A l'origine de ce film, un fait divers: le 13 mars 1964, à New York, Catherine Susan "Kitty" Genovese fut sexuellement abusée et assassinée en pleine rue, près de son immeuble à Kew Gardens sans qu'aucun des 38 voisins alertés par ses cris n'ait tenté d'intervenir. 40 ans plus tard, Yvan Attal découvre cette affaire criminelle dans le livre «Est-ce ainsi que les femmes meurent?» du romancier Didier Recoin. Il propose le livre à Lucas Belvaux afin qu'il en tire un scénario pour le porter à l'écran.
Ignorant les détails de cette histoire lors de la vision du film, j'ai donc davantage posé un regard sur la réalisation globale que sur le respect des faits évoqués ci-dessus. J'ai ressenti assez vite un décalage quelque peu disproportionné entre l'événement tragique que constitue cet assassinat et l'impact un peu démesuré que cela a sur la vie de tous ces voisins et autres personnages liés à l'affaire.
La réalisation est néanmoins puissante et les acteurs sont justes même si les répliques sont trop écrites et qu'Yvan Attal a parfois du mal à les rendre naturelles. D'autres acteurs donnent plus de poids à l'histoire, comme Nicole Garcia, Sophie Quinton et Didier Sandre (trop rare au cinéma et à qui on doit la meilleure réplique du film: "Une personne qui ne dénonce pas un meurtre, c'est un salopard; trente-huit personnes, c'est Monsieur Tout-le-monde. Que prouvera-t-on? Que 25 % d'entre eux étaient abrutis par des neuroleptiques et les autres des lâches?").
Bien sûr, faire le procès sur l'indifférence et la lâcheté humaine était inévitable. Mais de là à nous ponctuer ce récit de multiples plans appuyés (gros plans et champs-contrechamps continuels) sur les mines défaites et les drames intérieurs de la vie de chacun comme si ce tragique fait divers pouvait avoir une importance si déterminante que tous les protagonistes devenaient des "morts-vivants" (comme le dit si bien le 38ème témoin, joué par Yvan Attal, qui attend son châtiment, végétant dans un monde où seul lui sait qu'il est déjà mort!). Ce drame ne deviendrait-il pas un prétexte à de nombreuses réflexions intérieures, dites à haute voix, sans rapport direct avec le déroulement de l'histoire? On se croirait plus dans un livre qu'on pourrait parcourir avec plaisir plutôt que dans un film où les mots ne peuvent à eux seuls faire tout!

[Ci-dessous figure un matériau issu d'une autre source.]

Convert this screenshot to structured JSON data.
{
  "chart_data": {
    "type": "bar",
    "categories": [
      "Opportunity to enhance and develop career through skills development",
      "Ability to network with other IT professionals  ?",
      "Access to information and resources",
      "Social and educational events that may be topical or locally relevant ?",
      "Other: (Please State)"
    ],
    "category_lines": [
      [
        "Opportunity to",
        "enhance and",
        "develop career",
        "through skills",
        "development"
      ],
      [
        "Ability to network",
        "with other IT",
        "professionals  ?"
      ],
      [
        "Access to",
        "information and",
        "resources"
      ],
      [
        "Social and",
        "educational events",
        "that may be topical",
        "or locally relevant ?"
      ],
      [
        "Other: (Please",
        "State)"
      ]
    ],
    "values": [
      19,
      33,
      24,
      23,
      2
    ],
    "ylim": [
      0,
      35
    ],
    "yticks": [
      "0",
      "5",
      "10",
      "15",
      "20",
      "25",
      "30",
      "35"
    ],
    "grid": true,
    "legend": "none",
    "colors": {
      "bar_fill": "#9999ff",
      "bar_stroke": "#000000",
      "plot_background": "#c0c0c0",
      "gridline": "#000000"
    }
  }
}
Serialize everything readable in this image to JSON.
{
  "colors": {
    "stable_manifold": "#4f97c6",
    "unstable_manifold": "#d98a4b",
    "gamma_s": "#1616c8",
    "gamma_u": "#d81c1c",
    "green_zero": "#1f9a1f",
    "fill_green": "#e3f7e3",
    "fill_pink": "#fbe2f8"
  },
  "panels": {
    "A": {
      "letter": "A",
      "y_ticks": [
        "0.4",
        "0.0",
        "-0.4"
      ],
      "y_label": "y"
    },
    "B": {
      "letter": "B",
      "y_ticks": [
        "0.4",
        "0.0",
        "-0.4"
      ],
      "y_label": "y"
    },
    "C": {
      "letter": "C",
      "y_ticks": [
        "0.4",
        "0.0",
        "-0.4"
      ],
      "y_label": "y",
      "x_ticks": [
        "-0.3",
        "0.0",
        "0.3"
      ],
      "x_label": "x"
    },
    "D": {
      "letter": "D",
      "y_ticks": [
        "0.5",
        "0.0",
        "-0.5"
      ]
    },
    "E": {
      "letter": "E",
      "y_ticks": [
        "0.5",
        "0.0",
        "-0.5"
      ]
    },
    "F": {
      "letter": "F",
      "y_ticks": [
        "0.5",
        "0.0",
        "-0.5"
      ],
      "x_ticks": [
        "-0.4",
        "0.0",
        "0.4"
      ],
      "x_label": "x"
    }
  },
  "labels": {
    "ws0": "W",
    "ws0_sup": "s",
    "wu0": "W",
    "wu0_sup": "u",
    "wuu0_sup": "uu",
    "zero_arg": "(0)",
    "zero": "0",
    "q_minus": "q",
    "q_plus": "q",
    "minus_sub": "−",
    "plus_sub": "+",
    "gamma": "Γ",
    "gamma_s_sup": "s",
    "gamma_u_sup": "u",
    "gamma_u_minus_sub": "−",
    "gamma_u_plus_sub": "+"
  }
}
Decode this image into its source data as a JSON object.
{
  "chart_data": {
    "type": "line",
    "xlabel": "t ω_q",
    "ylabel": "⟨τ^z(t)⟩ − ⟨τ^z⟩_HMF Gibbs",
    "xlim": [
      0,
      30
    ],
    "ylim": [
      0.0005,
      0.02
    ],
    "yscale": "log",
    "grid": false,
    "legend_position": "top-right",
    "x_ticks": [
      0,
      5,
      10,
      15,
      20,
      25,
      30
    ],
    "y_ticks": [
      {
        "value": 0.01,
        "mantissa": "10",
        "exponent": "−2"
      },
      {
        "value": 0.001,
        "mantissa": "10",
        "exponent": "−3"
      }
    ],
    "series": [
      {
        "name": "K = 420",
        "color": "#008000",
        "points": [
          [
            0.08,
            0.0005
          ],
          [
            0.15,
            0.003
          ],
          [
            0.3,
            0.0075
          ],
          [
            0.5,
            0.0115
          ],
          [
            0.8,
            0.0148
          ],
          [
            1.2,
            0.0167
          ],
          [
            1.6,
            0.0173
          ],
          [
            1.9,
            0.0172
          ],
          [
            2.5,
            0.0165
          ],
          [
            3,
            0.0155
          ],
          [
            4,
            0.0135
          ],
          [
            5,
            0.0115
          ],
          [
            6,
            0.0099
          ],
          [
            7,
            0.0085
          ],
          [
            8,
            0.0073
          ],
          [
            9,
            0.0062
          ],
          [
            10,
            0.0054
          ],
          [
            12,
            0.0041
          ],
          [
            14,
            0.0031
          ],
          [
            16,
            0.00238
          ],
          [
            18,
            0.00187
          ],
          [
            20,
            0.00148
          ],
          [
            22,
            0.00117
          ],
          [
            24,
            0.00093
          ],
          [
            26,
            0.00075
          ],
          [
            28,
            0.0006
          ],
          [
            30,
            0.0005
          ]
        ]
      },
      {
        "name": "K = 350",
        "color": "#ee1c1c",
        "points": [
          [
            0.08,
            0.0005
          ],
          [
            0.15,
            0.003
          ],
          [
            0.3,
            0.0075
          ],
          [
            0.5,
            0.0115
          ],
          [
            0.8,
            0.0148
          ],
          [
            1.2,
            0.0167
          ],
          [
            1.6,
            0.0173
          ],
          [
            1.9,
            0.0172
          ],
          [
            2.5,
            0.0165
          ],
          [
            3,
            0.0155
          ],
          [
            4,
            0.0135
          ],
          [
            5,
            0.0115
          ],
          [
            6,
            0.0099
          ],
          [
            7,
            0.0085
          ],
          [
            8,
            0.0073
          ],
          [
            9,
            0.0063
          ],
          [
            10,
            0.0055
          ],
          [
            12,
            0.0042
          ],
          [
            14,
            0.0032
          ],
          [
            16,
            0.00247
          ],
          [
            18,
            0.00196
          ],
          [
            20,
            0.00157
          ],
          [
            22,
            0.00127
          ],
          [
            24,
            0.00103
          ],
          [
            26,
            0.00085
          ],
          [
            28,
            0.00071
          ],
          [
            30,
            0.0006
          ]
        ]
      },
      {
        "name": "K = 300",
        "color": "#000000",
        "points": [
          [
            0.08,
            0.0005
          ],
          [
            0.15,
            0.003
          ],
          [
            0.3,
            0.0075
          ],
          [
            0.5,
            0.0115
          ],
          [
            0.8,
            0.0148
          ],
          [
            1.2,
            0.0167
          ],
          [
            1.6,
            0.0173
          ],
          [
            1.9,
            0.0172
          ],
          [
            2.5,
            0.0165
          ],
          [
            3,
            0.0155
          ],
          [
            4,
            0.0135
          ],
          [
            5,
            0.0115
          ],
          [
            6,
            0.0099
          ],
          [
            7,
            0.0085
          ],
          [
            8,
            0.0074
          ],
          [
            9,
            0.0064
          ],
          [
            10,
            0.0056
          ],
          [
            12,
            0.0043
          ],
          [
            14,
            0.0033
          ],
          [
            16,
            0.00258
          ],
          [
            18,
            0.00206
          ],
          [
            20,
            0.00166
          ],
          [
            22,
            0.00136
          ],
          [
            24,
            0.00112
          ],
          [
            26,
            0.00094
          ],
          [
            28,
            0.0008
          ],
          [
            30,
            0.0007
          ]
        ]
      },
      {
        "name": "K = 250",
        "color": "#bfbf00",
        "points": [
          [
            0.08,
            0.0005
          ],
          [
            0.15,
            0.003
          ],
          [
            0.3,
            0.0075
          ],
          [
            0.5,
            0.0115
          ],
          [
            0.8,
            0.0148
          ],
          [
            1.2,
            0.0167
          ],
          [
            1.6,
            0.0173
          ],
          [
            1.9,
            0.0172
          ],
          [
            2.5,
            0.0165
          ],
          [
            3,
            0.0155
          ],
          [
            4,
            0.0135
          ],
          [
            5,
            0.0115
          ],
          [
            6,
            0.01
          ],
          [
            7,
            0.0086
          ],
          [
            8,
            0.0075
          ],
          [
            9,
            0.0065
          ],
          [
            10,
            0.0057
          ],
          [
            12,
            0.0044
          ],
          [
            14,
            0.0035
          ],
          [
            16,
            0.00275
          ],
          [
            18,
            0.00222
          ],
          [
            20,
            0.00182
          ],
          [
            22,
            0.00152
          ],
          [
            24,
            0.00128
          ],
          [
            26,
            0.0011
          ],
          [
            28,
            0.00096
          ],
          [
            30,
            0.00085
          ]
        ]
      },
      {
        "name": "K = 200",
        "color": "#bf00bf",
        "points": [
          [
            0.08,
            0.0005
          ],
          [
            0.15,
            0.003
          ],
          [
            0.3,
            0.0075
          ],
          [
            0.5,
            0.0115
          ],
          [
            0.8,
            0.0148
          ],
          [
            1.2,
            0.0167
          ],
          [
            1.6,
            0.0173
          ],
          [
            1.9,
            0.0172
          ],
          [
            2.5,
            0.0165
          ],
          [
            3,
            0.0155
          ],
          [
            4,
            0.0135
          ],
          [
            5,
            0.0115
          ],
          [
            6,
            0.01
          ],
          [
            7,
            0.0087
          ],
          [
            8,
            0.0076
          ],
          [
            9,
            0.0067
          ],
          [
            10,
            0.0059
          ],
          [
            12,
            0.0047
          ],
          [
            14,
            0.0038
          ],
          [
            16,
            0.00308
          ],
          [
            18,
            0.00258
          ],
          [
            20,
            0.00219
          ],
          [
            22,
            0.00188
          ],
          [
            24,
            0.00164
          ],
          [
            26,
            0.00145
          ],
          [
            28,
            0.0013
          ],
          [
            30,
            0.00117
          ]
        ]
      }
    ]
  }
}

De là toute la complexité d'adapter un livre au cinéma.
On comprend précisément que pour réussir un film, il est essentiel de faire circuler un bon fluide naturel entre l'image, le son, les acteurs et les dialogues... Ici, on se demande quelquefois pourquoi on se hasarde entre autres sur des plans de docks, de bateaux et du Havre qui n'ont vraiment rien à voir avec le récit. Certes, ce sont de bons plans qui nous plongent dans une certaine ambiance, mais qui n'apportent pas grand-chose à l'histoire.
Bien sûr, on sent le clin d'oeil à Simenon, même si l'histoire est tirée d'un fait divers qui s'est déroulé à New York, mais au bout du compte, si ce n'est la force du sujet, la réalisation proprement dite m'a laissée perplexe et un peu sur ma faim. Pour moi, la sauce n'a pas pris. J'avais d'ailleurs ressenti exactement la même chose avec son film "La Raison du Plus Faible" qui selon moi ressemblait plus à un court-métrage belge qu'on aurait étiré à souhait plutôt qu'à un véritable long métrage.